Scegli l'autonomia in base alle conseguenze dell'attesa
L'attuale guida all'acquisto degli UPS di APC descrive autonomie brevi a batteria, nell'ordine di 5-20 minuti a seconda del carico e del modello, come tipiche per i sistemi destinati a superare brevi interruzioni o a consentire uno spegnimento regolare. Consideralo un riferimento per gli acquisti, non un requisito per ogni NAS.

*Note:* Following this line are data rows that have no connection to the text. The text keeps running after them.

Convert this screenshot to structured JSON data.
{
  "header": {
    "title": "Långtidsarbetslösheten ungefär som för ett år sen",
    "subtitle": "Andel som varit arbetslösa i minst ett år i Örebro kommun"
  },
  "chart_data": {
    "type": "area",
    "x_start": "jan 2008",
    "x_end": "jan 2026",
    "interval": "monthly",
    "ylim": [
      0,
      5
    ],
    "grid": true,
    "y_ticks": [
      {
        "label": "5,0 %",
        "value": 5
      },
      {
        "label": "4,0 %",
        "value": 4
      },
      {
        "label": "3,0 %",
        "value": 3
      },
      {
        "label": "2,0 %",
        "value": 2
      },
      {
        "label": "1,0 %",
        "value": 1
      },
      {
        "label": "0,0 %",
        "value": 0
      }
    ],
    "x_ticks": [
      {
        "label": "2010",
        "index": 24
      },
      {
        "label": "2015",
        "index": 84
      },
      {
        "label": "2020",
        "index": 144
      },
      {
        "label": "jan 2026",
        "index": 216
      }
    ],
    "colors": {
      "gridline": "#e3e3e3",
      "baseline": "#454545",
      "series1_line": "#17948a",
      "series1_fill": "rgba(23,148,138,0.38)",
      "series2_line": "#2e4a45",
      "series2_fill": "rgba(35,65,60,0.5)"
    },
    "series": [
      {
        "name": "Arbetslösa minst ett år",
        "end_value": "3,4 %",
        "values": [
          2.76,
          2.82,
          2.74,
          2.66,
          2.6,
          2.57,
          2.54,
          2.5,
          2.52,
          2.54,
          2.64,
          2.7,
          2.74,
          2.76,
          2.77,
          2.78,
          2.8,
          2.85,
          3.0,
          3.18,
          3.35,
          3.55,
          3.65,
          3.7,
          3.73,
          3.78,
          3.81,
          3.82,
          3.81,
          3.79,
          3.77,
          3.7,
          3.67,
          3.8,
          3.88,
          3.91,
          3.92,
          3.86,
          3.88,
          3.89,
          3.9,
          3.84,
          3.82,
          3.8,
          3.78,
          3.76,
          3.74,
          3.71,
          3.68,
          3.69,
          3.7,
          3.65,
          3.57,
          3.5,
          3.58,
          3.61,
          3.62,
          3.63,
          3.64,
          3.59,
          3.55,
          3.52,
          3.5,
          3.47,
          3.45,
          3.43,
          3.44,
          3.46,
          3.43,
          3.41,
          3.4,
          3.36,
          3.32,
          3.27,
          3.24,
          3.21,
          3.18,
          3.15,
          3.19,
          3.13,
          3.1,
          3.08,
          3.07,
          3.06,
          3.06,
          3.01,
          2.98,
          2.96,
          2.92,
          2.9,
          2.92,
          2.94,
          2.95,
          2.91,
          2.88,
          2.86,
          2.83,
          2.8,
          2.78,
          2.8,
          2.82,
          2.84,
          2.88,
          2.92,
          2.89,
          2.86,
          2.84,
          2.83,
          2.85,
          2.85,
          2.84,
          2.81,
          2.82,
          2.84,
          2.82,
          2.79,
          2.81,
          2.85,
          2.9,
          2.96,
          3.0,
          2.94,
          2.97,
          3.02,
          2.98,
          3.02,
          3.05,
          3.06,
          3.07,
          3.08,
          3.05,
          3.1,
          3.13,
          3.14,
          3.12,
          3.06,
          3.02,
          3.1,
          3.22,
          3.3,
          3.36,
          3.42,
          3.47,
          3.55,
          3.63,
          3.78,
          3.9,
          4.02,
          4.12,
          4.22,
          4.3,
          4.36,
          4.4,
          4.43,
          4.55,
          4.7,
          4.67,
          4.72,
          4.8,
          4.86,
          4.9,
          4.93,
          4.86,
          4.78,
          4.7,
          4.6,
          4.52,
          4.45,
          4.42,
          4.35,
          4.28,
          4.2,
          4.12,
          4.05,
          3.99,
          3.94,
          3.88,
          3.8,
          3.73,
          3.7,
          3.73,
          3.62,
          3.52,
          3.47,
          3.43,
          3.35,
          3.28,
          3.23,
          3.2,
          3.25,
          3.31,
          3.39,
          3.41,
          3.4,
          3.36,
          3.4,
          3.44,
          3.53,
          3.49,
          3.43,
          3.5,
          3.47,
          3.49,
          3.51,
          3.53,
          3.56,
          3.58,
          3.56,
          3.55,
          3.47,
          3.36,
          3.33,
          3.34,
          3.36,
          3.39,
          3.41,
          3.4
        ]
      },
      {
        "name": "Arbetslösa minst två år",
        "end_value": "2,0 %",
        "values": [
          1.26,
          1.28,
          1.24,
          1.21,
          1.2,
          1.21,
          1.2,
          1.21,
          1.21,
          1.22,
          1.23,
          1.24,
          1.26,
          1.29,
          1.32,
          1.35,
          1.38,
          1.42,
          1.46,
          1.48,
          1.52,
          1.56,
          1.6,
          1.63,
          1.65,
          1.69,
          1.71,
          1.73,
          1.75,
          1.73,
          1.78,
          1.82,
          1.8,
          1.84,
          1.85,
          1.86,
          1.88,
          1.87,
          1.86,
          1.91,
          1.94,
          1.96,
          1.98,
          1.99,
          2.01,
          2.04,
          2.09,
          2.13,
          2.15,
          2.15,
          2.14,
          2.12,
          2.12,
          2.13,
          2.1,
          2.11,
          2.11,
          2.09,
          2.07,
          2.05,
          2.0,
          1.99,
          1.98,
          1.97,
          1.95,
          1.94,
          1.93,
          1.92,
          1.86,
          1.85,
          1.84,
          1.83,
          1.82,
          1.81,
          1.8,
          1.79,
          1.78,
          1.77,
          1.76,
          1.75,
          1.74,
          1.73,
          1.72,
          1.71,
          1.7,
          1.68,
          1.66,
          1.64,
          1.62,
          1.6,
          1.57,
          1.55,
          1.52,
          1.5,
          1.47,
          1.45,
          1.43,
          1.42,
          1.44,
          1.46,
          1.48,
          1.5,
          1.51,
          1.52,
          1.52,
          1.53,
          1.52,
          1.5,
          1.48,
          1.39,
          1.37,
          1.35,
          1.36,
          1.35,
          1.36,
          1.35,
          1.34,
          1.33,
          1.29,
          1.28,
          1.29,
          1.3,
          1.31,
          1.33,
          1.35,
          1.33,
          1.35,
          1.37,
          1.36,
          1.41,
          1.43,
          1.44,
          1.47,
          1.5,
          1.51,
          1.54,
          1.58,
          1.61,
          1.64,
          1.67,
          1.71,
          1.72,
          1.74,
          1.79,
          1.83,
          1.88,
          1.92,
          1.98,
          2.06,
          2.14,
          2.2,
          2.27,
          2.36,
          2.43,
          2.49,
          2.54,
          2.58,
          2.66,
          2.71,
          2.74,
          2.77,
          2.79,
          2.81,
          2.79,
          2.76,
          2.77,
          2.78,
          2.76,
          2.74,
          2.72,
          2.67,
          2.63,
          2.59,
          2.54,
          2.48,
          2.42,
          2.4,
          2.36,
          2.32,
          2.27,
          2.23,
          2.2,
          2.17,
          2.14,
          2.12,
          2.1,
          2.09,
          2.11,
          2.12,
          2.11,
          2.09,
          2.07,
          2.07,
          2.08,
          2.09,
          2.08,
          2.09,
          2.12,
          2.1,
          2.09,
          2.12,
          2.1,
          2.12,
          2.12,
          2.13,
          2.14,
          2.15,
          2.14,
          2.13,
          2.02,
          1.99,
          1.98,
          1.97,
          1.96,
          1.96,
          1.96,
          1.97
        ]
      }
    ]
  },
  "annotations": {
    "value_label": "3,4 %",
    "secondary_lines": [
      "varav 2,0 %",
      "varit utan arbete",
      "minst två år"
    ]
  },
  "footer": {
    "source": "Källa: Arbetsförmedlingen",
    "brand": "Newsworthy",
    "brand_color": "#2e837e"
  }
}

| Obiettivo | Decisione sull'autonomia |
|---|---|
| Solo spegnimento sicuro | Tempo testato sufficiente per l'intera sequenza di spegnimento, più una riserva |
| Supera le brevi interruzioni | Aggiungi la durata dell'interruzione che vuoi intenzionalmente tollerare prima dello spegnimento |
| NAS più apparecchiature di rete | Ricalcola l'autonomia considerando il carico combinato in watt |
| Passaggio a un generatore | Copri il tempo di avvio o trasferimento del generatore, i tentativi di avvio falliti e la riserva per lo spegnimento |
| Ore di funzionamento continuo | Valuta una batteria o un sistema energetico più grande invece di spingere al limite un UPS piccolo |
La regola d'acquisto definitiva è scegliere l'UPS in base ai watt effettivi e all'autonomia testata a quel carico. Un numero di VA più elevato non significa automaticamente avere abbastanza minuti utilizzabili, e un'autonomia sovradimensionata non è automaticamente utile se il NAS dovrebbe spegnersi comunque dopo una breve interruzione.

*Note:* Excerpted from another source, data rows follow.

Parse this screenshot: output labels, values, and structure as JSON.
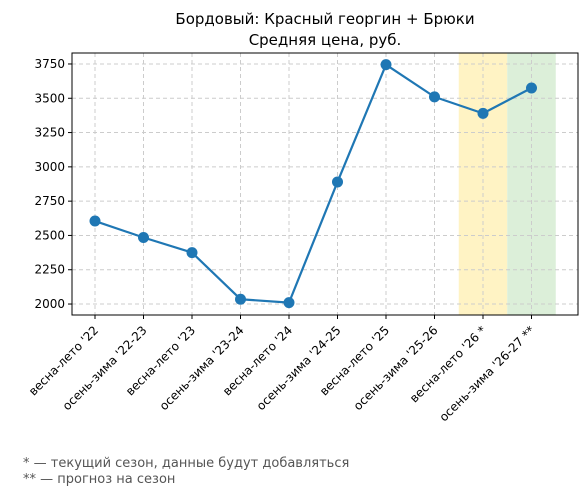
{
  "chart_data": {
    "type": "line",
    "title": "Бордовый: Красный георгин + Брюки",
    "subtitle": "Средняя цена, руб.",
    "xlabel": "",
    "ylabel": "",
    "categories": [
      "весна-лето '22",
      "осень-зима '22-23",
      "весна-лето '23",
      "осень-зима '23-24",
      "весна-лето '24",
      "осень-зима '24-25",
      "весна-лето '25",
      "осень-зима '25-26",
      "весна-лето '26 *",
      "осень-зима '26-27 **"
    ],
    "values": [
      2605,
      2485,
      2375,
      2035,
      2010,
      2890,
      3745,
      3510,
      3390,
      3575
    ],
    "ylim": [
      1920,
      3830
    ],
    "yticks": [
      2000,
      2250,
      2500,
      2750,
      3000,
      3250,
      3500,
      3750
    ],
    "grid": true,
    "line_color": "#1f77b4",
    "highlight_bands": [
      {
        "category_index": 8,
        "color": "#fff3c4"
      },
      {
        "category_index": 9,
        "color": "#dcefd9"
      }
    ]
  },
  "footnotes": {
    "line1": "* — текущий сезон, данные будут добавляться",
    "line2": "** — прогноз на сезон"
  }
}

Per la maggior parte delle installazioni NAS domestiche, quindi, il miglior UPS è l'unità più piccola ben integrata che riesca a completare la politica di spegnimento scelta con una riserva adeguata, considerando il carico reale collegato. Acquista un'autonomia aggiuntiva solo quando puoi indicare il servizio o la condizione di interruzione che trarrebbe vantaggio dal rimanere online più a lungo.
Domande frequenti
Un UPS da 1500 VA è automaticamente migliore per un NAS?

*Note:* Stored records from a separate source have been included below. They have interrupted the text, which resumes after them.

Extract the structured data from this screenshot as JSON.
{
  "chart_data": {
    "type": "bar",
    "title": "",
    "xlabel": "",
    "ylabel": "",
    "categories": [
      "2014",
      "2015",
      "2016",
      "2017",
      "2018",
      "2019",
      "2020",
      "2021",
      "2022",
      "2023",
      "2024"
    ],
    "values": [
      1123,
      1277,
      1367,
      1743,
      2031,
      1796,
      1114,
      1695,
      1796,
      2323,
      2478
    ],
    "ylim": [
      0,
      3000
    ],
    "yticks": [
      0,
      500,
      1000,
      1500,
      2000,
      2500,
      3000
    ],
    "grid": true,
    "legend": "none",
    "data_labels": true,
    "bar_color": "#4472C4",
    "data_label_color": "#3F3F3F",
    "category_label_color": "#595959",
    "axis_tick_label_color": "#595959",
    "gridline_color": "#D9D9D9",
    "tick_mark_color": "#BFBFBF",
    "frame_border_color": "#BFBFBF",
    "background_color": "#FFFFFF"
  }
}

No. I VA sono solo una parte delle specifiche. Confronta la potenza nominale in watt in uscita dell'UPS, la capacità della batteria, la curva di autonomia al carico misurato, il supporto alla comunicazione e l'integrazione con lo spegnimento. Un'unità con un numero inferiore di VA, ma con una capacità in watt sufficiente e un'autonomia verificata, può adattarsi meglio di un'unità più grande la cui capacità aggiuntiva non è utile al NAS.
Un NAS deve spegnersi non appena viene a mancare la corrente di rete?
Non sempre. Un breve ritardo può evitare spegnimenti inutili durante brevi cali di tensione o interruzioni molto brevi, ma ogni minuto di ritardo consuma la riserva della batteria. Imposta il ritardo in base al comportamento delle interruzioni locali, quindi verifica che lo spegnimento completo termini comodamente prima che l'UPS raggiunga uno stato di batteria scarica.